Ferner hinterlässt auch ein kurzer Blick in die Geschichte der Stadt keinen ruhmvollen Eindruck: 1397-1400 wurde die Stadt im Fränkischen Städtekrieg verwüstet. In der Zeit der Hexenverfolgungen und –verbrennungen unter dem Würzburger Fürstbischof Philipp Adolf von Ehrenberg (1583-1631) war Gerolzhofen als Hauptgerichtsplatz ein Zentrum. Der Gegenreformator Philipp Adolf von Ehrenberg betrieb eine harte Rekatholisierungspolitik, er war zudem ein unerbittlicher Hexenverfolger. Die Hexenverfolgung, die zwischen 1626 und 1630 ihren Höhepunkt erreichte, hatte Menschen aller Stände im Visier: neben einfachen Leuten wurden auch Adlige, Ratsherren und Bürgermeister auf den Scheiterhaufen verbrannt. In Gerolzhofen wurden angeblich sogar Verbrennungsöfen, um die rund 200 Menschen pro Jahr verbrennen zu können. Viele starben bereits vor ihrer Verurteilung an den Folgen der Folter im Hexenturm und Centgefängnis. [1]

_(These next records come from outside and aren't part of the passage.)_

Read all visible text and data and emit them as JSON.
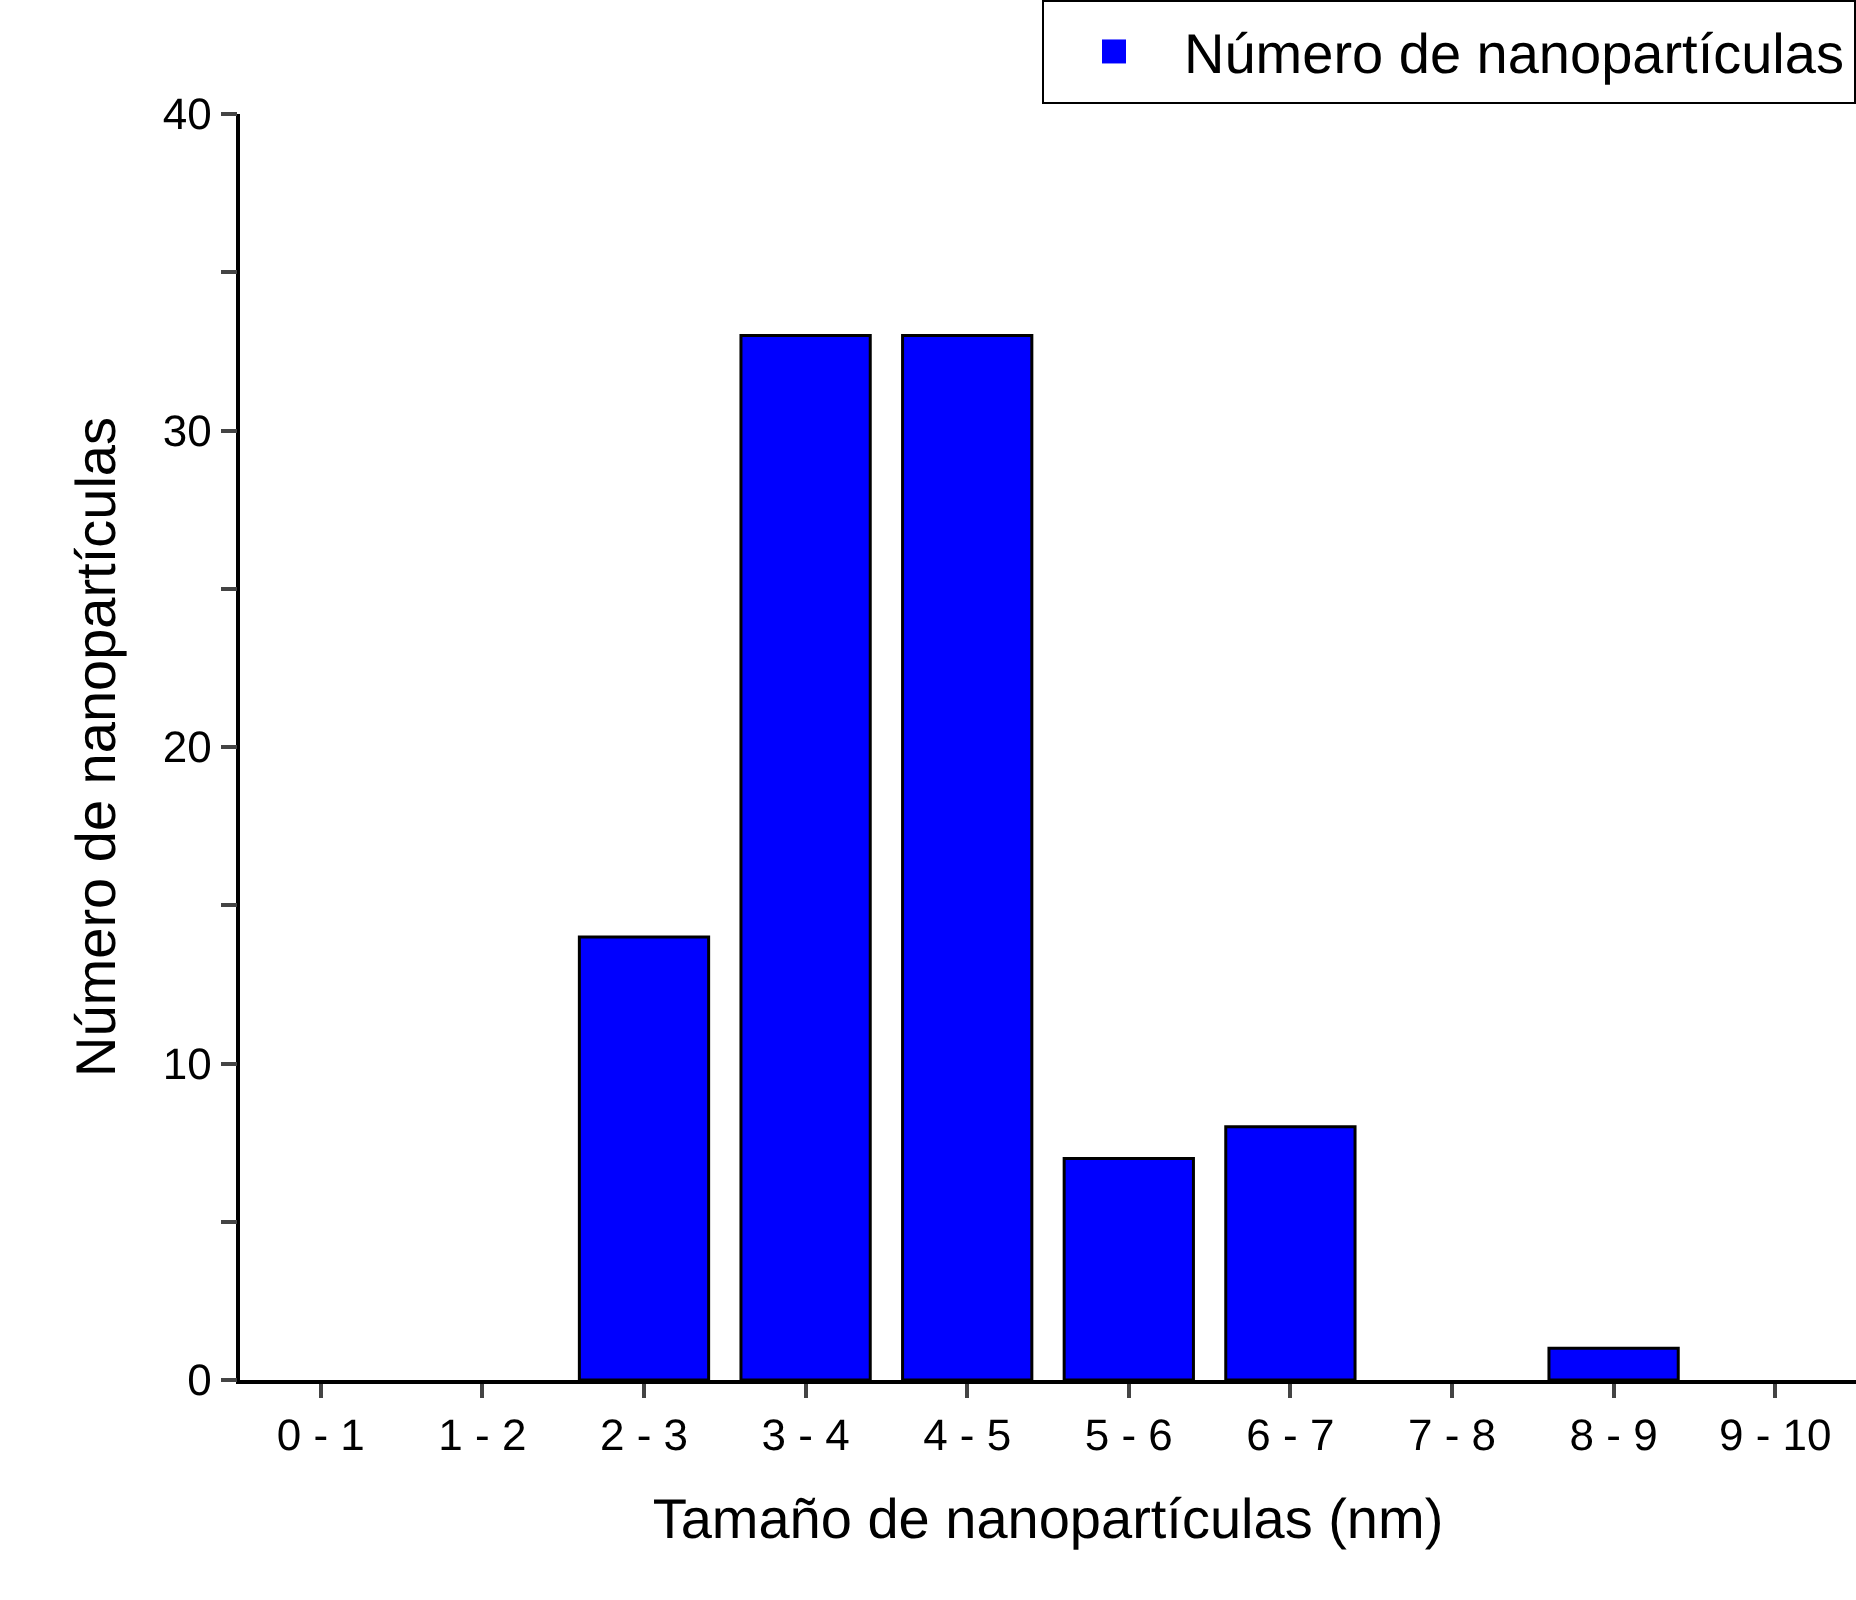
{
  "chart_data": {
    "type": "bar",
    "xlabel": "Tamaño de nanopartículas (nm)",
    "ylabel": "Número de nanopartículas",
    "categories": [
      "0 - 1",
      "1 - 2",
      "2 - 3",
      "3 - 4",
      "4 - 5",
      "5 - 6",
      "6 - 7",
      "7 - 8",
      "8 - 9",
      "9 - 10"
    ],
    "series": [
      {
        "name": "Número de nanopartículas",
        "color": "#0000ff",
        "values": [
          0,
          0,
          14,
          33,
          33,
          7,
          8,
          0,
          1,
          0
        ]
      }
    ],
    "ylim": [
      0,
      40
    ],
    "yticks": [
      0,
      {
        "value": 5,
        "label": null
      },
      10,
      {
        "value": 15,
        "label": null
      },
      20,
      {
        "value": 25,
        "label": null
      },
      30,
      {
        "value": 35,
        "label": null
      },
      40
    ],
    "grid": false,
    "legend": "top right"
  }
}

Im Dreißigjährigen Krieg (1618-1648) wurde die Stadt ab 1631 wiederholt geplündert und gebrandschatzt. Hinzu kamen Pest und Hungernöte, welche die Bevölkerung der Stadt um ein Viertel dezimierten.
Stadtspaziergang:
Spitalstraße, Weiße Turm-Straße: Fachwerkhaus Teutsch (von 1566) mit Erkertürmchen und Andreaskreuz-Galerien[2], zuletzt Verlagsgebäude der Heimatzeitung „Der Steigerwald-Bote“. Daneben Teutsch am Turm Buchhandlung. Seitengasse Richtung ehemaliges Oberamtshaus rechts der Fachwerkhof Weißer Hof (Toreinfahrt mit wehrgangähnlicher Überdachung und verzierten Rautengefachen[3], idyllischer, durchgegrünt-verwachsener, schön dekorierter Innenhof. Auf der linken Seite das Echterhof Fachwerkhaus mit nachgotischem Treppengiebel und Sechseck-Hofturm von 1609.